By getting out there and getting involved, interested organizations can rise above the noise, get noticed, and engage in a virtuous circle that itself can create more business opportunities. Working in an open source environment is never easy, and developing business is hard no matter where that business is located, but by placing effort in community contribution, that work can be pay off downstream.

Monday, August 17, 2009

5 years worth of caBIG!

The deeply intertwined fields of bioinformatics and computational biology are maturing and evolving at a startling and ever-increasing rate. This progress was really evident at the recent caBIG Annual Meeting held last month here in Washington DC. As in much of biomedical informatics, the real development has been in the community.

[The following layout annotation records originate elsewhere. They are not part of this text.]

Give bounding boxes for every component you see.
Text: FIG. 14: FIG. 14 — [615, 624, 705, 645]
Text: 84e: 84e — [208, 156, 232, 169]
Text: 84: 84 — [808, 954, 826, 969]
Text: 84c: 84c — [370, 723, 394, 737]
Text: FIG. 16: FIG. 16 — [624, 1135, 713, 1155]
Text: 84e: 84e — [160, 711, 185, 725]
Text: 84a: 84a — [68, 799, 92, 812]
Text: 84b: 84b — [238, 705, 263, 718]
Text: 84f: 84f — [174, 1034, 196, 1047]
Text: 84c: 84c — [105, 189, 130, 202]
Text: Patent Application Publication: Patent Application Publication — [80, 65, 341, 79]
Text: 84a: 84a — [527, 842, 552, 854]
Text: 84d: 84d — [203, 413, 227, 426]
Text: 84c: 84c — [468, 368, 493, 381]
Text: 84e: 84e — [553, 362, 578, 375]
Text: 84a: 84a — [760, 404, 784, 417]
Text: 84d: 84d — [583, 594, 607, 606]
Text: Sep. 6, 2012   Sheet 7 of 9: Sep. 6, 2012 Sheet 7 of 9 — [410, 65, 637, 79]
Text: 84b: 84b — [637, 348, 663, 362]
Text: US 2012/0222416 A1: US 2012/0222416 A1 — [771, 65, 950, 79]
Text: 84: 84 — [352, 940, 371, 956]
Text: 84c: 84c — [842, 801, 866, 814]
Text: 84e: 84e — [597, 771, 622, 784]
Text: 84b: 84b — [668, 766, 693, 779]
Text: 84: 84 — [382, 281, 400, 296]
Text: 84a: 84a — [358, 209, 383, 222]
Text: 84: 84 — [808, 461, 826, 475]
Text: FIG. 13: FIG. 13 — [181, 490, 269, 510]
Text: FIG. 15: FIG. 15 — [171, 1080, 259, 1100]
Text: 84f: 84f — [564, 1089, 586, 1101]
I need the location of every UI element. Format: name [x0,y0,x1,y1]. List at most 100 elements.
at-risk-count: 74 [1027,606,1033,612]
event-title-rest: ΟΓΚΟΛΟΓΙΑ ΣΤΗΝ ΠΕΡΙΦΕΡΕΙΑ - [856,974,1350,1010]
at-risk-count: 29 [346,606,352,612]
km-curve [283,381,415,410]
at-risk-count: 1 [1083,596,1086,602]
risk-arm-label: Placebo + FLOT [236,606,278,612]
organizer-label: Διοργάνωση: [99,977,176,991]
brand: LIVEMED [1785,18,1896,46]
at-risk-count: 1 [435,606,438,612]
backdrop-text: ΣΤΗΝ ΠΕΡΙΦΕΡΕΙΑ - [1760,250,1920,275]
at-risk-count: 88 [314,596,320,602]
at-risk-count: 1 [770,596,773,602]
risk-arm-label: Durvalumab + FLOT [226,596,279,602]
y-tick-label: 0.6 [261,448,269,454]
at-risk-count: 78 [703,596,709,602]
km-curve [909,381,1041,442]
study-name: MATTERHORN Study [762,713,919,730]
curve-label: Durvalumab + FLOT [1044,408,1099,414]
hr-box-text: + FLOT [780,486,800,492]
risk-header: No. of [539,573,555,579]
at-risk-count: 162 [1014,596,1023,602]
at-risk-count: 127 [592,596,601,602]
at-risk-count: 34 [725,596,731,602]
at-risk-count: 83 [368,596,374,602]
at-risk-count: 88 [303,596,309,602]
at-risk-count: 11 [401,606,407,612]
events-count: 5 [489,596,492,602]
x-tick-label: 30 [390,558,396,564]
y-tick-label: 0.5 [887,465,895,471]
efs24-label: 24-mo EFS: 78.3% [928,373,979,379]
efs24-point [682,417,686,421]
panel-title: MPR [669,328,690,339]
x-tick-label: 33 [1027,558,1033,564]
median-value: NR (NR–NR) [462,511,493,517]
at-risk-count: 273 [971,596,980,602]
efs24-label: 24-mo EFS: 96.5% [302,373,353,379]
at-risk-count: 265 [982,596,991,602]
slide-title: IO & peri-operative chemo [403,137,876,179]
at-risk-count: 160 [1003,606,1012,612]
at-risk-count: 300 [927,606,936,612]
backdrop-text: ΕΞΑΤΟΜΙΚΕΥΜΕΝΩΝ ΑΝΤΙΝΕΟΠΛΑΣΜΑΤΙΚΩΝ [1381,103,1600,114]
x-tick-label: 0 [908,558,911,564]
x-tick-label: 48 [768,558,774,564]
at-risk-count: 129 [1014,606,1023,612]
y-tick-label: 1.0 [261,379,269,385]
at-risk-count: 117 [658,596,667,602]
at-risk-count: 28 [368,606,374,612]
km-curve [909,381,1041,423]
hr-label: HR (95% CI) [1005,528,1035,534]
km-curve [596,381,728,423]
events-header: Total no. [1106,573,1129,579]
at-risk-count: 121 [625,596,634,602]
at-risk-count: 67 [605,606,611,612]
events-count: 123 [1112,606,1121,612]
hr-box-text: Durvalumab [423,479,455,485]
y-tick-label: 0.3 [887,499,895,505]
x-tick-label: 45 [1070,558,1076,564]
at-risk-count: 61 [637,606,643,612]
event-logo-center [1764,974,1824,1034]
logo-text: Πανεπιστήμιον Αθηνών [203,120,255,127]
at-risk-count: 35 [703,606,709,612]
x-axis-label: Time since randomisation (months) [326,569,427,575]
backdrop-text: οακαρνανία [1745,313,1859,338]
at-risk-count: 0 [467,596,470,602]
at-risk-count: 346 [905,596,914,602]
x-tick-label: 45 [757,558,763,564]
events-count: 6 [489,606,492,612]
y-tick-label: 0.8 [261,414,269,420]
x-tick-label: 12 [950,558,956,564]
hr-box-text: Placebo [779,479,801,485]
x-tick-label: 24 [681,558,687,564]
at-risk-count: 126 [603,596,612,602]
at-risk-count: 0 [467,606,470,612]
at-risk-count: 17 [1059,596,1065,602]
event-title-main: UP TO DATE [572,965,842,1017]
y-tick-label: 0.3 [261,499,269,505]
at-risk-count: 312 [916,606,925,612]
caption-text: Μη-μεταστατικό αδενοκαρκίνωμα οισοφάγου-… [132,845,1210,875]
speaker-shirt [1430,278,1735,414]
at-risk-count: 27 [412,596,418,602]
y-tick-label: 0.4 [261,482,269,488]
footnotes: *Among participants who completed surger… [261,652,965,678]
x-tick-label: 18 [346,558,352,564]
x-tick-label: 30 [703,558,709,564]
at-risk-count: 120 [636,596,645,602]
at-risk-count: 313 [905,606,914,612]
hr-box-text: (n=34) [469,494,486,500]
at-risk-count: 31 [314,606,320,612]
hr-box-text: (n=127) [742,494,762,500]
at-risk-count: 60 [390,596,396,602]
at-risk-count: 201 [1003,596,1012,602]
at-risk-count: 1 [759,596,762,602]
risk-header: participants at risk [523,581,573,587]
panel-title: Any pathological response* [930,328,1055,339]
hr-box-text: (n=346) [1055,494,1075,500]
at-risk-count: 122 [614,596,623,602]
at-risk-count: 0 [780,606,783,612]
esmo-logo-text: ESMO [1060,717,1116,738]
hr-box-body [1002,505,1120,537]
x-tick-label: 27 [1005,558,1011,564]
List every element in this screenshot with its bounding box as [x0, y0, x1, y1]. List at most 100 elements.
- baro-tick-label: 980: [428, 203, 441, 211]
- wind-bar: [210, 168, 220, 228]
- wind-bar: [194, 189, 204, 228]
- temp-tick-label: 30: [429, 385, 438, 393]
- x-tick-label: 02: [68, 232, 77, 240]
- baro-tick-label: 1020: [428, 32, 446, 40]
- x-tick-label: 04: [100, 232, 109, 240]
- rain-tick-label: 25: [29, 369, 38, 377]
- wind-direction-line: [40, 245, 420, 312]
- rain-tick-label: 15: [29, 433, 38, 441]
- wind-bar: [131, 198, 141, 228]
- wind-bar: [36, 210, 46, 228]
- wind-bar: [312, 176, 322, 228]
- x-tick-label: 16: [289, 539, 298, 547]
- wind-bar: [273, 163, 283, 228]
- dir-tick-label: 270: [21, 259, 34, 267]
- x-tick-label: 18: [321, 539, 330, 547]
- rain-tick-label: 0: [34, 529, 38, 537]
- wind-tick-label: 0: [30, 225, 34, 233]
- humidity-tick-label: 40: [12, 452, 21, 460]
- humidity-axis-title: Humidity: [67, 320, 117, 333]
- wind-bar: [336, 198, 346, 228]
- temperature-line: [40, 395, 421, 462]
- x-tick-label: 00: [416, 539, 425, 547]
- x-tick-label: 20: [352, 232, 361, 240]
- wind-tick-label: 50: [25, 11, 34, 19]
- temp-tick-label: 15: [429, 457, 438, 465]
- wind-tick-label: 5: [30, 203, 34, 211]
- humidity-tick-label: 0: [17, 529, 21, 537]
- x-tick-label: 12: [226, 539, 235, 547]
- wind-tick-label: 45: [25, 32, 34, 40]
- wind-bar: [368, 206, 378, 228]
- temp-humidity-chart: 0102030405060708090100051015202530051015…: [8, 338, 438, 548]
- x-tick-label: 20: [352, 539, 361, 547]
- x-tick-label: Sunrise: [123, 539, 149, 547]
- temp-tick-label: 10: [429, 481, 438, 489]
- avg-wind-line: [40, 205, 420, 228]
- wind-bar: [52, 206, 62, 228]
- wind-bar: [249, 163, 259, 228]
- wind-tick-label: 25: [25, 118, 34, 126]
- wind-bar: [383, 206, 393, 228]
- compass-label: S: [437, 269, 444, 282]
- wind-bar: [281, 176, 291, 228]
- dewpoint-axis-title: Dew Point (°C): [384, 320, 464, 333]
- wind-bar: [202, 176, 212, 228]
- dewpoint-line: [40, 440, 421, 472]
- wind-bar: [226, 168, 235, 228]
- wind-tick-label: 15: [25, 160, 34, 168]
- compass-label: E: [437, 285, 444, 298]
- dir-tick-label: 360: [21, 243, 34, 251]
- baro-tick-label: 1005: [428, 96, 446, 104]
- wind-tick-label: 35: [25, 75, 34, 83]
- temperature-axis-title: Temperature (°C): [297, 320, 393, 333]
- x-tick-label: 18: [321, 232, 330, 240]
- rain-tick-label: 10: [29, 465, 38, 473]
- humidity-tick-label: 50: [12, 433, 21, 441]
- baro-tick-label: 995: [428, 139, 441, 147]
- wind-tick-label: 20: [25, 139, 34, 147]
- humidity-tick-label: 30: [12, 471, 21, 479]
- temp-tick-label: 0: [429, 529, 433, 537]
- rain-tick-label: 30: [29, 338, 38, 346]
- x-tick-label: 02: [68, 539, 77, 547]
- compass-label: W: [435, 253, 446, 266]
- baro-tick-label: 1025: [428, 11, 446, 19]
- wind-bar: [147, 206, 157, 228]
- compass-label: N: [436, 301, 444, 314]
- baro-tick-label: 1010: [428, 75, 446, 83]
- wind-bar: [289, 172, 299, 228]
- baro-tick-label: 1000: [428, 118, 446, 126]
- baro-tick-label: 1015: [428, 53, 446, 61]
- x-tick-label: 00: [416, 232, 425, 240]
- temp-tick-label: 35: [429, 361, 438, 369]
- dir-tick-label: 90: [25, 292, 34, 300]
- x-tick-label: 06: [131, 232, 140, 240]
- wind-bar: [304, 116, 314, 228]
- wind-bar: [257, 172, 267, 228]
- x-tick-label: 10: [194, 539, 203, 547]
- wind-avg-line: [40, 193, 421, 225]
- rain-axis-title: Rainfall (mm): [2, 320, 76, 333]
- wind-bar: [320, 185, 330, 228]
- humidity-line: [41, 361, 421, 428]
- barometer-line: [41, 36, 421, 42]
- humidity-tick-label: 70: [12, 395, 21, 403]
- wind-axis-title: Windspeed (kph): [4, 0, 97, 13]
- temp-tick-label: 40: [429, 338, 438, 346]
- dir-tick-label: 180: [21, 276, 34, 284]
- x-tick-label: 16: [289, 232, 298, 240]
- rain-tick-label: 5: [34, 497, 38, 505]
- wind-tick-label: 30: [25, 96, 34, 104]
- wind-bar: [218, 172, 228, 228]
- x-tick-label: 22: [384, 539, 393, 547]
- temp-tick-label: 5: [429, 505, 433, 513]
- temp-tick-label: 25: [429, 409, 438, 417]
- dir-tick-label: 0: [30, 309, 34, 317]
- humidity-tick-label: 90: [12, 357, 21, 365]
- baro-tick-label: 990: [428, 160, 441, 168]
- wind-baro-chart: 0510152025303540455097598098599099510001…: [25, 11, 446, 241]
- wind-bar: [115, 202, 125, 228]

At the July meeting, we had the opportunity to see a whole range of interesting and cool things that people have been doing in the cancer informatics community- all of which represent a significant development over previous year's meetings. Similarly, it was really cool to see how groups within the program have started to develop their own collective approaches to problems that they share. In particular, the Center Deployment folks have initiated an impressive shared effort, working together to instantiate strong, relevant and shared applications throughout the country. On this 5th year anniversary for the program, I can't help but wonder what we are going to see in the next 5 years- it is certain, though, that we are coing to continue to see more and more of the kind of creative, inspired leadership and technology from the program, and that there will be even more interesting and creative solutions to the problems shared by the entire cancer informatics community displayed at future caBIG Annual Meetings!